People doing image processing or computer vision research need to move beyond the processing and get out and take photographs. Partially to learn first hand the problems associated with taking photographs, but also to gain an understanding of the intricacies of aesthetic appeal.

Why aesthetic appeal in image processing matters

What makes us experience beauty?

I have spent over two decades writing algorithms for image processing, however I have never really created anything uber fulfilling . Why? Because it is hard to create generic filters, especially for tasks such as image beautification. In many ways improving the aesthetic appeal of photographs involves modifying the content on an image in more non natural ways. It doesn’t matter how AI-ish an algorithm is, it cannot fathom what the concept of aesthetic appeal is.  A photograph one person may find pleasing may be boring to others. Just like a blank canvas is considered art to some, but not to others. No amount of mathematical manipulation will lead to a algorithmic panacea of aesthetics. We can modify the white balance and play with curves, indeed we can make 1001 changes to a photograph, but the final outcome will be perceived differently by different people.

After spending years researching image processing algorithms, and designing some of my own, it wasn’t until I decided to take the art of acquiring images to a greater depth that I realized algorithms are all good and well, but there is likely little need for the plethora of algorithms created every year. Once you pick up a camera, and start playing with different lenses, and different camera settings, you begin to realize that part of the nuance any photograph is its natural aesthetic appeal. Sure, there are things that can be modified to improve aesthetic appeal, such as contrast enhancement or improving the sharpness, but images also contain unfocused regions that contribute to their beauty.

If you approach image processing purely from a mathematical (or algorithmic) viewpoint, what you are trying to achieve is some sort of utopia of aesthetics. But this is almost impossible, largely because every photography is unique.  It is possible to improve the acuity of objects in an image using techniques such as unsharp masking, but it is impossible to resurrect a blurred image – but maybe that’s the point. One could create an fantastic filter that sharpens an image beautifully, but with the sharpness of modern lenses, that may not be practical. Consider this example of a photograph taken in Montreal. The image has good definition of colour, and has a histogram which is fairly uniform. There isn’t a lot that can be done to this image, because it truly does represent the scene as it exists in real life.
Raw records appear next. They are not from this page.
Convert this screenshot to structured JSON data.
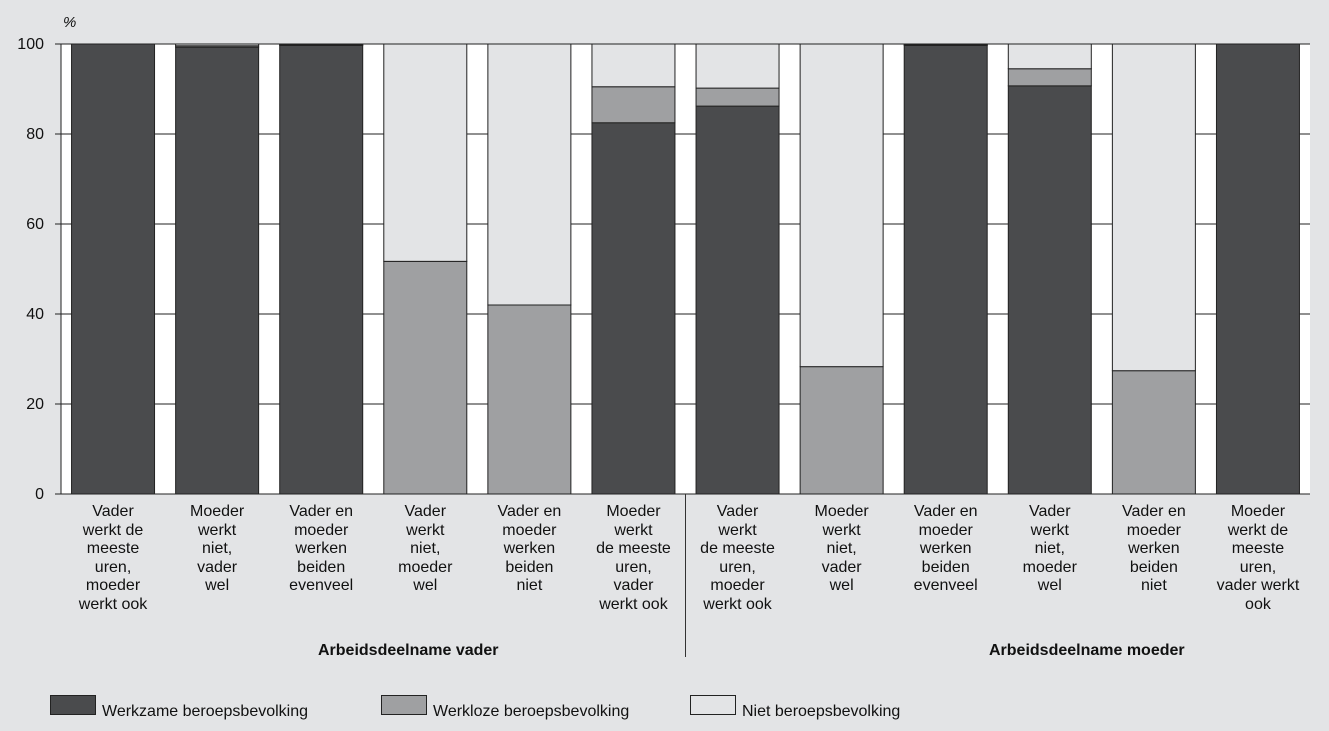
{
  "chart_data": {
    "type": "bar",
    "stacked": true,
    "y_unit_label": "%",
    "ylim": [
      0,
      100
    ],
    "yticks": [
      "0",
      "20",
      "40",
      "60",
      "80",
      "100"
    ],
    "categories": [
      [
        "Vader",
        "werkt de",
        "meeste",
        "uren,",
        "moeder",
        "werkt ook"
      ],
      [
        "Moeder",
        "werkt",
        "niet,",
        "vader",
        "wel"
      ],
      [
        "Vader en",
        "moeder",
        "werken",
        "beiden",
        "evenveel"
      ],
      [
        "Vader",
        "werkt",
        "niet,",
        "moeder",
        "wel"
      ],
      [
        "Vader en",
        "moeder",
        "werken",
        "beiden",
        "niet"
      ],
      [
        "Moeder",
        "werkt",
        "de meeste",
        "uren,",
        "vader",
        "werkt ook"
      ],
      [
        "Vader",
        "werkt",
        "de meeste",
        "uren,",
        "moeder",
        "werkt ook"
      ],
      [
        "Moeder",
        "werkt",
        "niet,",
        "vader",
        "wel"
      ],
      [
        "Vader en",
        "moeder",
        "werken",
        "beiden",
        "evenveel"
      ],
      [
        "Vader",
        "werkt",
        "niet,",
        "moeder",
        "wel"
      ],
      [
        "Vader en",
        "moeder",
        "werken",
        "beiden",
        "niet"
      ],
      [
        "Moeder",
        "werkt de",
        "meeste",
        "uren,",
        "vader werkt",
        "ook"
      ]
    ],
    "groups": [
      {
        "label": "Arbeidsdeelname vader",
        "from": 0,
        "to": 5
      },
      {
        "label": "Arbeidsdeelname moeder",
        "from": 6,
        "to": 11
      }
    ],
    "series": [
      {
        "name": "Werkzame beroepsbevolking",
        "color": "#4a4b4d",
        "values": [
          100,
          99.3,
          99.7,
          0,
          0,
          82.5,
          86.2,
          0,
          99.7,
          90.7,
          0,
          100
        ]
      },
      {
        "name": "Werkloze beroepsbevolking",
        "color": "#9fa0a2",
        "values": [
          0,
          0.3,
          0.1,
          51.7,
          42,
          8,
          4,
          28.3,
          0.1,
          3.8,
          27.4,
          0
        ]
      },
      {
        "name": "Niet beroepsbevolking",
        "color": "#e3e4e6",
        "values": [
          0,
          0.4,
          0.2,
          48.3,
          58,
          9.5,
          9.8,
          71.7,
          0.2,
          5.5,
          72.6,
          0
        ]
      }
    ],
    "grid": true,
    "legend_position": "bottom"
  },
  "legend": [
    {
      "label": "Werkzame beroepsbevolking",
      "color": "#4a4b4d"
    },
    {
      "label": "Werkloze beroepsbevolking",
      "color": "#9fa0a2"
    },
    {
      "label": "Niet beroepsbevolking",
      "color": "#e3e4e6"
    }
  ]
}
If I had taken this photo on my iPhone, I would be tempted to post it on Instagram, and add a filter… which might make it more interesting, but maybe only from the perspective of boosting colour.

aestheticAppeal1

A corner hamburger joint in Montreal – original image.

Here is the same image with only the colour saturation boosted (by ×1.6). Have its visual aesthetics been improved? Probably. Our visual system would say it is improved, but that is largely because our eyes are tailored to interpret colour.

aestheticAppeal2

A corner hamburger joint in Montreal – enhanced image.

If you take a step back from the abyss of algorithmically driven aesthetics, you begin to realize that too few individuals in the image processing community have taken the time to really understand the qualities of an image. Each photograph is unique, and so the idea of generic image processing techniques is highly flawed. Generic techniques work sufficiently well in machine vision applications where the lighting is uniform, and the task is also uniform, e.g. inspection of rice grains, or identification of burnt potato chips. No aesthetics are needed, just the ability to isolate an object and analyze it for whatever quality is needed. It’s one of the reasons unsharp masking has always been popular. Alternative algorithms for image sharpening really don’t work much better. And modern lenses are sharp, in fact many people would be more likely to add blur than take it away.